Ragged arrays are arrays that are not rectangular, but have different sized entries. This kind of structure crops up when there are different numbers of observations per entry.

A general approach to dealing with ragged structure is to move to a full database-like data structure as discussed in the previous section. A more compact approach is possible with some indexing into a linear array.

For example, consider a data structure for three groups, each of which has a different number of observations.

\(y_1 = \left[1.3 \ \ 2.4 \ \ 0.9\right]\)

\(y_2 = \left[-1.8 \ \ -0.1\right]\)

\(y_3 = \left[12.9 \ \ 18.7 \ \ 42.9 \ \ 4.7\right]\)

\(z = [1.3 \ \ 2.4 \ \ 0.9 \ \ -1.8 \ \ -0.1 \ \ 12.9 \ \ 18.7 \ \ 42.9 \ \ 4.7]\)

\(s = \{ 3 \ \ 2 \ \ 4 \}\)

On the left is the definition of a ragged data structure \(y\) with three rows of different sizes (\(y_1\) is size 3, \(y_2\) size 2, and \(y_3\) size 4). On the right is an example of how to code the data in Stan, using a single vector \(z\) to hold all the values and a separate array of integers \(s\) to hold the group row sizes. In this example, \(y_1 = z_{1:3}\), \(y_2 = z_{4:5}\), and \(y_3 = z_{6:9}\).

Suppose the model is a simple varying intercept model, which, using vectorized notation, would yield a log-likelihood \[ \sum_{n=1}^3 \log \textsf{normal}(y_n \mid \mu_n, \sigma). \] There’s no direct way to encode this in Stan.

A full database type structure could be used, as in the sparse example, but this is inefficient, wasting space for unnecessary indices and not allowing vector-based density operations. A better way to code this data is as a single list of values, with a separate data structure indicating the sizes of each subarray. This is indicated on the right of the example.

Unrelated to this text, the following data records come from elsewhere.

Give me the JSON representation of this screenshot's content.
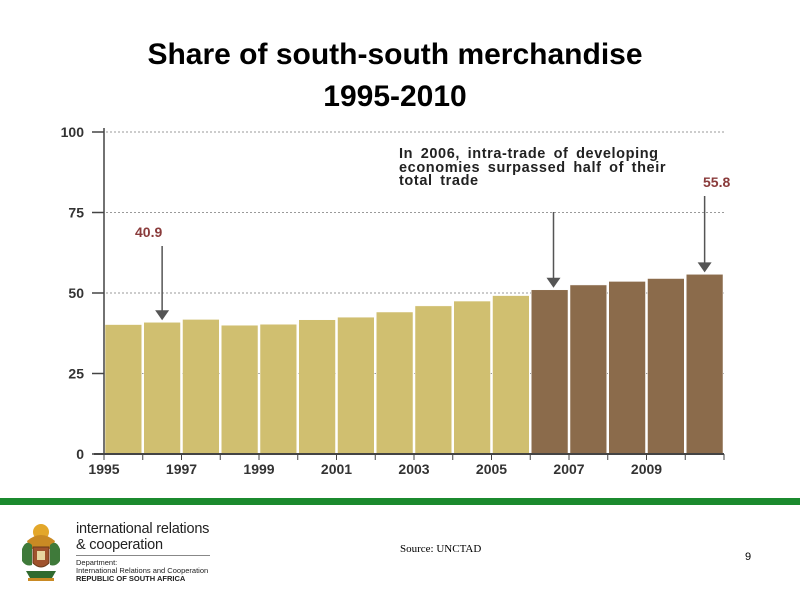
{
  "slide": {
    "title_line1": "Share of south-south merchandise",
    "title_line2": "1995-2010",
    "source": "Source: UNCTAD",
    "page_number": "9"
  },
  "logo": {
    "name_line1": "international relations",
    "name_line2": "& cooperation",
    "dept_line1": "Department:",
    "dept_line2": "International Relations and Cooperation",
    "dept_line3": "REPUBLIC OF SOUTH AFRICA"
  },
  "chart_data": {
    "type": "bar",
    "title": "Share of south-south merchandise 1995-2010",
    "x": [
      1995,
      1996,
      1997,
      1998,
      1999,
      2000,
      2001,
      2002,
      2003,
      2004,
      2005,
      2006,
      2007,
      2008,
      2009,
      2010
    ],
    "x_tick_labels": [
      "1995",
      "1997",
      "1999",
      "2001",
      "2003",
      "2005",
      "2007",
      "2009"
    ],
    "values": [
      40.2,
      40.9,
      41.8,
      40.0,
      40.3,
      41.7,
      42.5,
      44.1,
      46.0,
      47.5,
      49.2,
      51.0,
      52.5,
      53.6,
      54.5,
      55.8
    ],
    "ylim": [
      0,
      100
    ],
    "y_ticks": [
      0,
      25,
      50,
      75,
      100
    ],
    "grid": "horizontal dotted",
    "colors": {
      "before_2006": "#d0bf70",
      "from_2006": "#8b6b4b",
      "grid": "#9a9a9a",
      "annotation_value": "#8a3b3b"
    },
    "annotations": [
      {
        "year": 1996,
        "label": "40.9"
      },
      {
        "year": 2006,
        "label": "In 2006, intra-trade of developing economies surpassed half of their total trade"
      },
      {
        "year": 2010,
        "label": "55.8"
      }
    ]
  }
}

This coding uses a single array for the values and a separate array for the sizes of each row.

The model can then be coded up using slicing operations as follows.

data {
  int<lower=0> N;   // # observations
  int<lower=0> K;   // # of groups
  vector[N] y;      // observations
  array[K] int s;   // group sizes
  // ...
}
model {
  int pos;
  pos = 1;
  for (k in 1:K) {
    segment(y, pos, s[k]) ~ normal(mu[k], sigma);
    pos = pos + s[k];
  }

This coding allows for efficient vectorization, which is worth the copy cost entailed by the segment() vector slicing operation.